21/06/08

«Codice Gesù» : l'ennesimo teorema

Merita il titolo di coraggioso il lettore che s’accosta alla lettura di «Codice Gesù» di Robert Eisenman (Piemme, pagine 444, euro 22,50). Lo attendono centinaia di pagine di citazioni, rimandi, paragoni, e ragionamenti labirintici e tortuosi. Sarebbe il meno, se i frutti fossero buoni. Ma qui è evidente il difetto di quell’equilibrio di metodo che ogni storico, qualunque sia il campo sul quale applica la propria erudizione, è tenuto a rispettare. Lo squilibrio non è velato neppure dal sottotitolo del libro: «I manoscritti segreti di Qumran smascherano le manipolazioni e le falsificazioni dei Vangeli».
Siamo sulla scia solita, e ormai annosa, delle rivelazioni gridate e dei pugni alzati.
Diciamolo subito, i manoscritti di Qumran erano 'segreti', cioè impubblicati, vent’anni fa, e più, prima che ne fosse completata l’edizione integrale. Definirli ancora segreti oggi è come minimo disonesto. Ed è piuttosto triste constatare che esistono studiosi così fanaticamente appiccicati ai propri desideri da forzare una ricostruzione delle origini cristiane che incontri a tutti i costi la propria idea. Eisenman ripete ciò che già scriveva nel suo precedente «Giacomo, il fratello di Gesù», e cioè che gli eventi storici legati alla Chiesa primitiva sono stati ripetutamente alterati, travisati o eliminati, così che i Vangeli sarebbero del tutto inutilizzabili dal punto di vista storico. Secondo Eisenman, per ricostruire i fatti occorre rifarsi esclusivamente a fonti extrabibliche (manoscritti di Qumran e Nag-Hammadi, vangeli gnostici, Talmud, testi apocalittici, testi storici ecc.) degni di fede appunto perché 'non inquinati dalla fede'.
Convinto che il Nuovo Testamento sia stato costruito, con intenti cospiratori, da un certo Epafrodito, coadiuvato da san Paolo, cerca di rinvenire tutte le pezze che possano rattoppare la sua convinzione.

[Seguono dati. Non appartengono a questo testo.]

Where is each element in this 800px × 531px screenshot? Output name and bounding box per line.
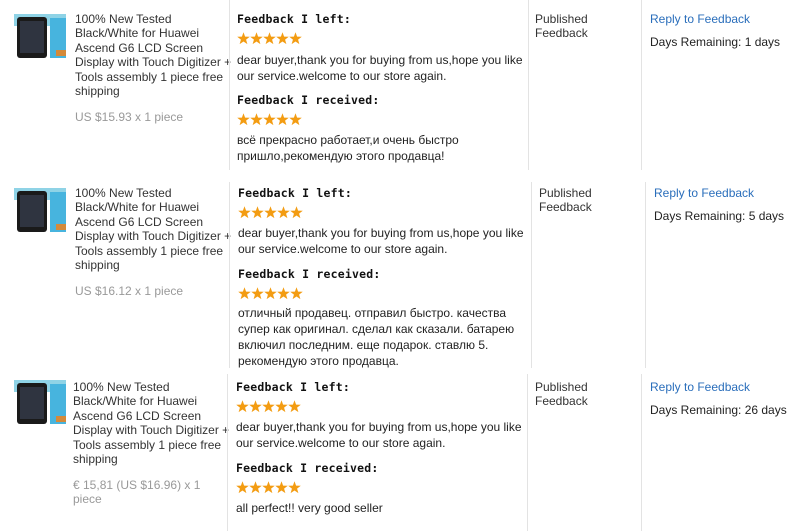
star-icon (236, 481, 249, 494)
feedback-received-stars (237, 113, 303, 126)
star-rating-icon (237, 113, 302, 126)
status-text: Published Feedback (539, 186, 592, 214)
star-rating-icon (238, 287, 303, 300)
product-price: US $15.93 x 1 piece (75, 110, 184, 124)
star-icon (237, 32, 250, 45)
feedback-received-text: all perfect!! very good seller (236, 501, 383, 515)
feedback-left-text: dear buyer,thank you for buying from us,… (236, 420, 522, 450)
star-icon (275, 481, 288, 494)
feedback-received-text: всё прекрасно работает,и очень быстро пр… (237, 133, 459, 163)
feedback-left-label: Feedback I left: (238, 186, 352, 200)
feedback-left-stars (236, 400, 302, 413)
reply-to-feedback-link[interactable]: Reply to Feedback (650, 380, 750, 394)
star-icon (251, 206, 264, 219)
feedback-left-text: dear buyer,thank you for buying from us,… (238, 226, 524, 256)
star-icon (264, 206, 277, 219)
star-icon (238, 206, 251, 219)
product-title[interactable]: 100% New Tested Black/White for Huawei A… (75, 186, 233, 272)
feedback-received-label: Feedback I received: (236, 461, 379, 475)
star-rating-icon (236, 481, 301, 494)
product-price: € 15,81 (US $16.96) x 1 piece (73, 478, 201, 506)
feedback-left-stars (238, 206, 304, 219)
order-row: 100% New Tested Black/White for Huawei A… (0, 0, 800, 170)
feedback-left-label: Feedback I left: (237, 12, 351, 26)
product-title[interactable]: 100% New Tested Black/White for Huawei A… (75, 12, 233, 98)
star-icon (249, 481, 262, 494)
days-remaining: Days Remaining: 26 days (650, 403, 787, 417)
star-icon (275, 400, 288, 413)
star-icon (250, 32, 263, 45)
feedback-received-label: Feedback I received: (238, 267, 381, 281)
product-title[interactable]: 100% New Tested Black/White for Huawei A… (73, 380, 231, 466)
column-divider (229, 0, 230, 170)
star-icon (290, 206, 303, 219)
star-icon (276, 32, 289, 45)
column-divider (641, 0, 642, 170)
feedback-left-stars (237, 32, 303, 45)
star-icon (262, 481, 275, 494)
star-icon (237, 113, 250, 126)
product-thumbnail[interactable] (14, 380, 66, 424)
star-icon (276, 113, 289, 126)
feedback-received-stars (236, 481, 302, 494)
star-rating-icon (238, 206, 303, 219)
column-divider (645, 182, 646, 368)
column-divider (528, 0, 529, 170)
star-icon (290, 287, 303, 300)
star-icon (236, 400, 249, 413)
reply-to-feedback-link[interactable]: Reply to Feedback (654, 186, 754, 200)
days-remaining: Days Remaining: 5 days (654, 209, 785, 223)
star-icon (289, 32, 302, 45)
column-divider (227, 374, 228, 531)
star-icon (288, 400, 301, 413)
star-rating-icon (237, 32, 302, 45)
reply-to-feedback-link[interactable]: Reply to Feedback (650, 12, 750, 26)
feedback-received-label: Feedback I received: (237, 93, 380, 107)
days-remaining: Days Remaining: 1 days (650, 35, 781, 49)
product-thumbnail[interactable] (14, 14, 66, 58)
column-divider (531, 182, 532, 368)
column-divider (229, 182, 230, 368)
star-icon (289, 113, 302, 126)
column-divider (641, 374, 642, 531)
feedback-left-text: dear buyer,thank you for buying from us,… (237, 53, 523, 83)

Il teorema è applicato con stupefacente coerenza: ogni documento che può contraddire i Vangeli, non importano datazioni, contraddizioni o sospetti di falsità, è degno di pensosa considerazione. Al contrario, tutto quanto può confermarli è guardato in tralice, con sospetto rancoroso. Il malvagio è, al solito, la Chiesa primitiva, una Spectre violenta, formata da una banda di teppisti culturali e maneschi manipolatori. Calatosi nella scena del crimine come un investigatore da telefilm, Eisenman identifica persino i colpevoli più attivi: Paolo («uomo polemico» e «privo delle benché minima traccia di simpatia umana») ed Epafrodito, algido segretario tuttofare dell’imperatore Domiziano. Resta da capire perché un lettore dovrebbe sottoporsi alla punitiva lettura di questo libro che, oltretutto, manca d’un indice dei nomi; grave mancanza perché qualora ci si scordi di segnare la pagina in cui compare il nome del colpevole (Epafrodito, il maggiordomo di Domiziano), tocca rileggersi tutto il libro per ritrovarlo. Il che, francamente, è chiedere troppo.